I want to apply Kruskal-Wallis statistical analysis on every numeric column of polars dataframe & return a new dataframe where every column holds the result of the KW.

My dataframe consisting of a large number of rows & columns looks like this.

df=pl.DataFrame({"Group":["A","B","A","A","B"], 'col1':[3,3.2,None, 1,2.3], 'col2':[4,5.4,3.2,1.5,2.3]})
Group col1 col2
A 3.0 4.0
B 3.2 5.4
A NaN 3.2
A 1.0 1.5
B 2.3 2.3

I want to apply KW such that I get this:

Group col1 col2
[A,B] {'Hstats': value1, 'p_val': value2} {'H_stats': value3, 'p_val': value4}

value** are the results from kruskal-wallis.

I have tried the following, where I am iterating over every column to get the output. But its too tedious & might be longer computation time when dataframe size is too large.

from scipy.stats import mstats
def kwa(arr): 
    try: H,p = mstats.kruskalwallis(arr.to_list()) 
        return {'Hstats': H, 'p_val':p} 
    except Exception: return {'Hstats': 'NA', 'p_val':'NA'}
def calckwa(df): 
    dft = df.groupby('Group',maintain_order=True).agg(pl.all()) 
    trendcols = dft.get_columns()[1:] 
    trendskwa = {**{trend.name : kwa(trend) for trend in trendcols}}
    return trendskwa

kwa_dict = pl.from_dict(calckwa(df))

I also tried to follow this answer where it has been done with Pandas , however, when I tried to do with Polars like below, I got Panic Exception error.

dfgrp = df.groupby('Group') 
newdf = df_grp.apply(lambda grp: grp.drop('Group').apply(kwa))

Throws Error: PanicException: BindingsError: "Could not determine output type" However I also get this error if I just try out with any simple polars dataframe which consists of few numeric columns & has a string "Group".

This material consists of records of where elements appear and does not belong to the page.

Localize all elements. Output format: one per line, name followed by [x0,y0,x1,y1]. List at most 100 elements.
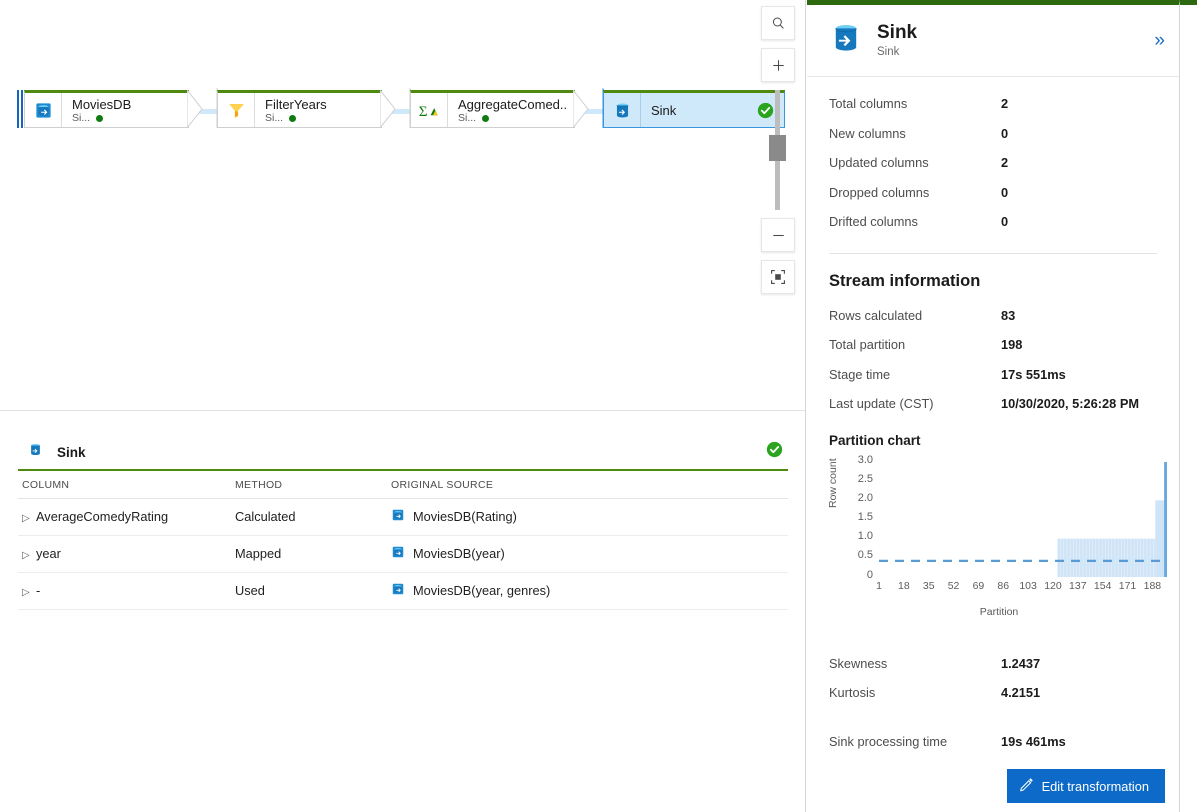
node-subtitle: Si... [458,112,477,124]
table-row[interactable]: ▷ - Used MoviesDB(year, genres) [18,572,788,610]
stat-label: Dropped columns [829,184,930,200]
ok-dot-icon [482,115,490,122]
details-panel-subtitle: Sink [877,45,900,58]
row-column-name: year [36,546,61,561]
chart-x-tick: 188 [1143,579,1162,592]
inspect-table: COLUMN METHOD ORIGINAL SOURCE ▷ AverageCo… [18,473,788,610]
details-panel-titles: Sink Sink [877,22,917,60]
stat-label: Total partition [829,337,906,353]
node-subtitle-row: Si... [265,112,373,125]
chart-x-tick: 103 [1019,579,1037,592]
row-column-cell: ▷ AverageComedyRating [18,498,231,536]
node-title: FilterYears [265,97,327,112]
stat-value: 0 [1001,214,1009,230]
node-arrow-cap [380,90,396,128]
column-header-column: COLUMN [18,473,231,499]
chart-x-tick: 171 [1118,579,1137,592]
inspect-accent-rule [18,469,788,471]
sink-database-icon [28,442,43,462]
stat-label: Last update (CST) [829,396,934,412]
node-arrow-cap [573,90,589,128]
chevron-double-right-icon[interactable]: » [1154,31,1165,50]
zoom-in-icon[interactable] [761,48,795,82]
node-body: AggregateComed... Si... [448,93,574,127]
stat-value: 83 [1001,307,1016,323]
stat-total-partition: Total partition 198 [807,330,1179,360]
chart-x-tick: 154 [1093,579,1112,592]
canvas-toolbar[interactable] [761,6,795,302]
chart-x-tick: 86 [997,579,1010,592]
chart-y-tick: 0 [866,568,873,581]
chart-svg [879,461,1167,577]
chart-bar [1155,499,1165,577]
node-title: Sink [651,103,677,118]
partition-chart-title: Partition chart [829,432,921,448]
row-column-cell: ▷ year [18,535,231,573]
data-flow-canvas[interactable]: MoviesDB Si... FilterYears Si... Σ Aggre… [0,0,805,411]
ok-dot-icon [96,115,104,122]
table-row[interactable]: ▷ AverageComedyRating Calculated MoviesD… [18,498,788,536]
right-gutter [1180,0,1197,812]
inspect-panel: Sink COLUMN METHOD ORIGINAL SOURCE ▷ Ave… [0,411,805,812]
stat-label: New columns [829,125,906,141]
column-header-original-source: ORIGINAL SOURCE [387,473,788,499]
stat-value: 0 [1001,184,1009,200]
node-body: FilterYears Si... [255,93,381,127]
node-title: MoviesDB [72,97,132,112]
chart-x-ticks: 1 18 35 52 69 86 103 120 137 154 171 188 [876,579,1167,596]
gutter-accent-bar [1180,0,1197,5]
stat-new-columns: New columns 0 [807,119,1179,149]
expand-caret-icon[interactable]: ▷ [22,513,36,524]
table-row[interactable]: ▷ year Mapped MoviesDB(year) [18,535,788,573]
stat-value: 2 [1001,155,1009,171]
chart-x-tick: 35 [922,579,935,592]
row-column-cell: ▷ - [18,572,231,610]
stat-value: 198 [1001,337,1023,353]
row-source-label: MoviesDB(Rating) [413,509,517,524]
node-subtitle: Si... [265,112,284,124]
stat-kurtosis: Kurtosis 4.2151 [807,678,1179,708]
edit-transformation-label: Edit transformation [1041,778,1149,794]
table-header-row: COLUMN METHOD ORIGINAL SOURCE [18,473,788,499]
left-region: MoviesDB Si... FilterYears Si... Σ Aggre… [0,0,806,812]
stream-information-title: Stream information [829,271,981,290]
expand-caret-icon[interactable]: ▷ [22,550,36,561]
canvas-node-aggregatecomedy[interactable]: Σ AggregateComed... Si... [410,90,589,128]
details-panel: Sink Sink » Total columns 2 New columns … [807,0,1180,812]
stat-value: 0 [1001,125,1009,141]
chart-y-ticks: 3.0 2.5 2.0 1.5 1.0 0.5 0 [839,453,873,581]
chart-y-tick: 2.5 [857,472,873,485]
stat-value: 10/30/2020, 5:26:28 PM [1001,396,1140,412]
node-subtitle: Si... [72,112,91,124]
chart-x-tick: 137 [1069,579,1087,592]
stat-label: Skewness [829,655,888,671]
sink-database-icon [604,93,641,127]
zoom-slider-thumb[interactable] [769,135,786,161]
chart-y-tick: 3.0 [857,453,873,466]
zoom-slider[interactable] [761,90,793,210]
inspect-header: Sink [0,437,805,467]
chart-x-tick: 52 [947,579,960,592]
stat-value: 17s 551ms [1001,366,1066,382]
node-selection-bars [17,90,25,128]
canvas-node-sink[interactable]: Sink [603,90,785,128]
svg-text:Σ: Σ [419,104,428,120]
data-flow-debug-screen: MoviesDB Si... FilterYears Si... Σ Aggre… [0,0,1197,812]
row-column-name: - [36,583,41,598]
row-source-cell: MoviesDB(Rating) [387,498,788,536]
stat-dropped-columns: Dropped columns 0 [807,178,1179,208]
search-icon[interactable] [761,6,795,40]
details-panel-header: Sink Sink » [807,5,1179,77]
stat-last-update: Last update (CST) 10/30/2020, 5:26:28 PM [807,389,1179,419]
fit-to-screen-icon[interactable] [761,260,795,294]
ok-check-icon [766,441,783,463]
edit-transformation-button[interactable]: Edit transformation [1006,769,1165,803]
expand-caret-icon[interactable]: ▷ [22,587,36,598]
row-source-label: MoviesDB(year, genres) [413,583,551,598]
canvas-node-moviesdb[interactable]: MoviesDB Si... [17,90,203,128]
stat-stage-time: Stage time 17s 551ms [807,360,1179,390]
zoom-out-icon[interactable] [761,218,795,252]
chart-y-tick: 0.5 [857,549,873,562]
canvas-node-filteryears[interactable]: FilterYears Si... [217,90,396,128]
stat-label: Drifted columns [829,214,918,230]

So, can anyone help me how to apply kruskal-wallis to all the columns of a polars dataframe without iterating over them, without having the need to convert it to pandas dataframe (since if dataframe size is already large, converting to pandas will take longer)?

1

There are 1 best solutions below

1
Dean MacGregor On

The simplest thing is to just use pl.reduce like this:

from scipy.stats.mstats import kruskalwallis
df.select(pl.reduce(kruskalwallis, ('col1','col2')))

You can do it in a groupby().agg context as you'd expect

df.groupby("Group").agg(pl.reduce(kruskalwallis, ('col1','col2')))

To get the results in their own named columns you can use to_struct followed by unnest like this...

(
    df
        .groupby("Group")
        .agg(krusk=pl.reduce(kruskalwallis, ('col1','col2')))
        .with_columns(pl.col('krusk').list.to_struct(fields=['Hstats','p_val']))
        .unnest('krusk')
        )

Note: In OP's question, there's a parameter named arr. If you're on an old version of polars then the .list in the above has recently supplanted .arr but, for this purpose, it should just be changing the namespace with everything else staying the same.